Será que algum influenciador e compartilhador de mentira mereceria a fogueira ou desterro definitivo?
Essa metáfora, potente em seu tempo, ressoa de maneira ainda mais perturbadora no contexto atual. Atualmente, as redes sociais moldam percepções, comportamentos e até a própria noção de realidade. O que vemos hoje não é apenas uma destruição da verdade, mas uma transformação estrutural de nossa sociedade. A luz parece se apagar gradativamente, dando lugar às trevas da ignorância, a falta de discernimento crítico e a debates estéreis.
A VERDADE E O MUNDO DIGITAL
No mundo digital, a verdade deveria brilhar mais forte do que nunca, #SQN. Com acesso instantâneo a uma quantidade infinita de informações, era de se esperar que bastaria ter uma conexão para ter conhecimento. Porém, o oposto aconteceu, quanto mais informação, a ignorância e a preguiça mental(3) avançam. A supervisão de conteúdos nas redes sociais criou um ambiente em que a verdade não é apenas relativizada, mas frequentemente sufocada por narrativas fabricadas.

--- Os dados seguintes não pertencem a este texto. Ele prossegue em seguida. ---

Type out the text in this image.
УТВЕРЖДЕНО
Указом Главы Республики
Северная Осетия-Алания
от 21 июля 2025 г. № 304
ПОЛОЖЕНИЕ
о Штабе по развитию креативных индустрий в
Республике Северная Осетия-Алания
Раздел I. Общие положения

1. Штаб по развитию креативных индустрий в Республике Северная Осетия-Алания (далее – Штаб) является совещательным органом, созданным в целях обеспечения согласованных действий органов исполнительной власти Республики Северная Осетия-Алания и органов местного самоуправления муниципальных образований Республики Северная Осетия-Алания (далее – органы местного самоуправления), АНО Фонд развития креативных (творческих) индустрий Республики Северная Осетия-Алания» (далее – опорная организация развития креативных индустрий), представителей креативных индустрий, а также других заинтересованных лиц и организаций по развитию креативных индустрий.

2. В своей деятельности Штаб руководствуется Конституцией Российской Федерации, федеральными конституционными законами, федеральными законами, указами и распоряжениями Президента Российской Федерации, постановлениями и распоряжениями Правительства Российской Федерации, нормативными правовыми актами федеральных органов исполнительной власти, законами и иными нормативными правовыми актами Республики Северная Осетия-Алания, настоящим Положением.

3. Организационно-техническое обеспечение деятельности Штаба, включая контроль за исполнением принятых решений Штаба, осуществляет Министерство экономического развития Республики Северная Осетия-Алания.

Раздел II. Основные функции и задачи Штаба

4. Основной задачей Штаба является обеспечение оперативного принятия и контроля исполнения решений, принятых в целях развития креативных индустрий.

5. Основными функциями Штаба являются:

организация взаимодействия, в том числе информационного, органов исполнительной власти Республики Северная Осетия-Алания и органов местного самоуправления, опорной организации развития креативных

As fake news — criadas puramente para enganar — tornaram-se uma arma poderosa para manipular opiniões, disseminar ódio e dividir sociedades. Os algoritmos que alimentam as nossas redes sociais privilegiam o engajamento acima da veracidade. Assim sendo, essas mentiras ganham atração com uma velocidade assustadora. Por outro lado, a verdade, frequentemente mais complexa e menos atraente, luta para obter atenção. Assim, as sombras que Dickens associava à mentira se expandiam, obscurecendo a capacidade das pessoas de entender a realidade.
Vivemos, com toda a certeza, num inferno digital(4) que colocaria Dante completamente sem palavras.
O IMPACTO NAS GERAÇÔES DIGITAIS
As gerações que cresceram imersas no mundo digital enfrentam desafios únicos, sem ter noção deles. Certamente, a sobrecarga constante de informações, os desorienta para a alternativa das fontes de conhecimento. Essas gerações, inquestionavelmente, correm o risco de se moldarem pelas mesmas trevas que consomem a sociedade. A atenção superficial — característica de quem consome conteúdo em feeds infinitos — prejudica a capacidade cognitiva e a reflexão mínima.
Além disso, o ambiente digital cria bolhas de informação, nas quais os usuários submetem-se apenas a pontos de vista que reforçam suas crenças. Isso solidifica a ignorância, alimenta a polarização estéril e tornou-se um dos maiores desafios contemporâneos em nossas sociedades digitais. Ao invés de buscar a luz da compreensão e do diálogo, muitos se enclausuram nas sombras convenientes de suas bolhas. Desta forma, rejeitam qualquer possibilidade de questionamento ou aprendizagem, o que é bastante confortável para os espíritos fracos(5).
DEMOCRACIA EM VERTIGEM
A privacidade da verdade afeta não apenas os indivíduos, mas também as bases de nossas instituições democráticas e da sociedade. As manipulação de eleições, por exemplo, com as campanhas de desinformação é um crime que continua impune. Por outro lado, figuras públicas e autoridades sofrem com o descrédito pelas narrativas falsas. Nesse ínterim, as crises reais passam ao largo dos clickbait em favor de teorias da conspiração que ganham popularidade e compartilhamentos. A confiança na mídia, nos governos e, surpreendentemente, até na ciência perdem para campanhas de mentiras. Por isso, encontramos uma sociedade altamente vulnerável e evidente fragmentação que interessa a pequenos grupos de poder.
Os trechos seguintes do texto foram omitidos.